Heroku mostly does this right with its 'slug' system, and I made Cartage specifically to be able to make deployable packages that use dependencies. You have a build machine that’s connected to the network and can reach RubyGems (and, in the future with some plug-in work, other packaging systems—I expect to add Node, Elixir, and Lua soon) and that will vendor the resulting build and give you a tarball that is just installable with all of the dependencies of your package.

Cloud Foundry has staging and run steps, much as Heroku does, to the point that a lot of Heroku buildpacks will run without modification ... if you're in a fully connected environment at staging time. It's not an accident: Cloud Foundry was in part consciously inspired by Heroku in the early days, so adopting the buildpacks model was natural.

However, as I noted above, this model breaks for disconnected environments, in which neither the staging container nor the runtime container have internet connectivity.

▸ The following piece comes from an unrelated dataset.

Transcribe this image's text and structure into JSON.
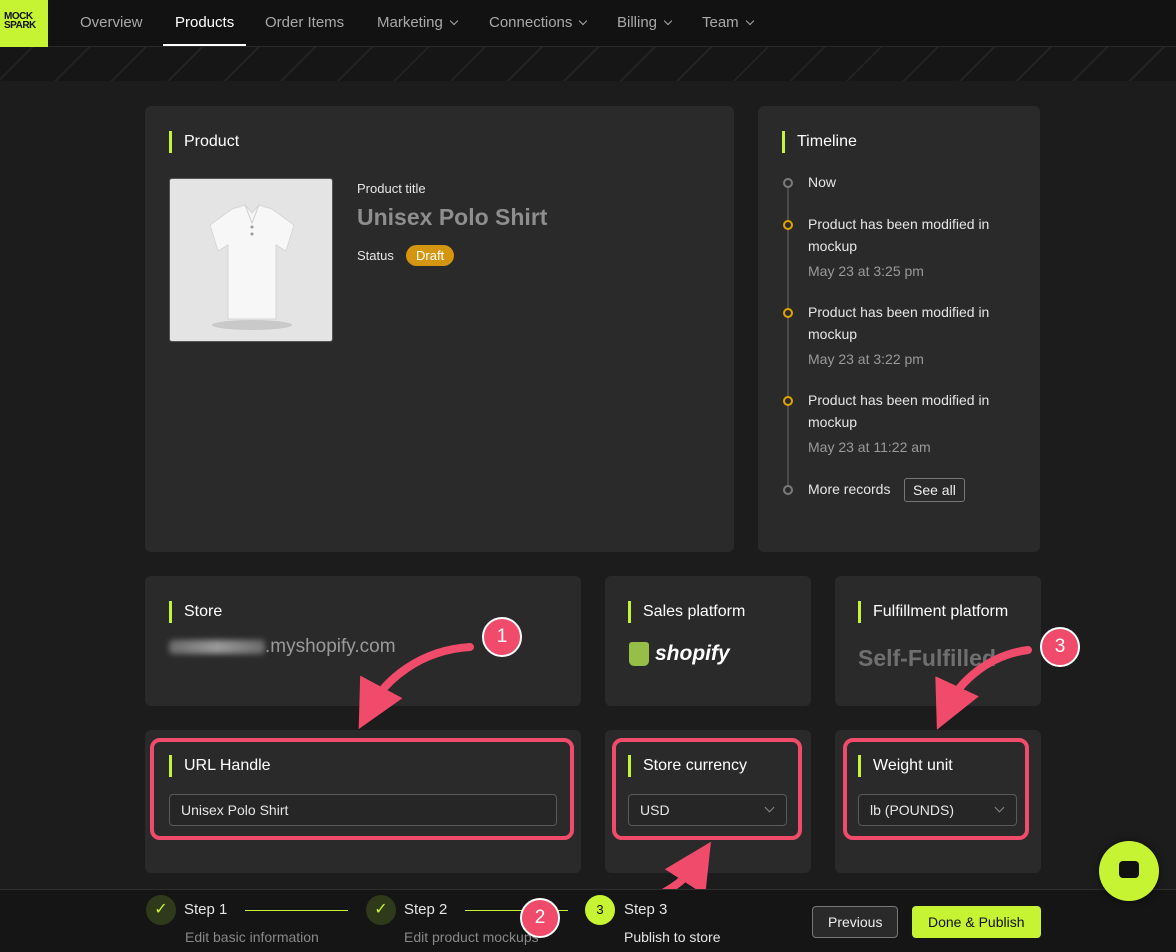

Heroku's ruby buildpack code runs bundler, Cloud Foundry's buildpack is a soft fork of Heroku's, so either you vendor your dependencies before sending it to Cloud Foundry for staging, or you get a failed staging step when the code in the staging container can't dial out to a remote repo.

Yeah. That makes sense. My run steps are in Ansible, so it made sense for me to make something that‘s just a packager. The nice thing about Cartage is that it can make use of already-vendored packages (old way) or you can create the deployment package from a developer machine. I really should write it up one of these days, but I’m so busy getting my team’s pipeline fully fed that I haven’t had time to properly shout out about Cartage (because, frankly, it’s kind of awesome if I do say so myself).
Cartage looks neat (thought Googling it took a few tries).

To me it "looks" like a buildpack, insofar as you are taking something, injecting its dependencies and producing an artifact that's ready to run by itself. If you ever whack bin/detect, bin/compile and bin/release onto it, it'll probably work well enough as a buildpack in connected environments.

Thanks. We’re going to add Node, Lua, and Elixir plug-ins soon to enable standalone running. The nice thing about making just a tarball at the end of the process is that it should be relatively easy to make anything else (Docker image, AMI, etc.) with that.

https://github.com/crohr/pkgr is the only thing that’s nearly similar, and it does a few things differently than Cartage (https://github.com/KineticCafe/cartage for anyone else following this subthread). Pkgr is a little more opinionated on using the OS environment and making sure that OS-level dependencies are fully declared…I leave that to Ansible, for the most part.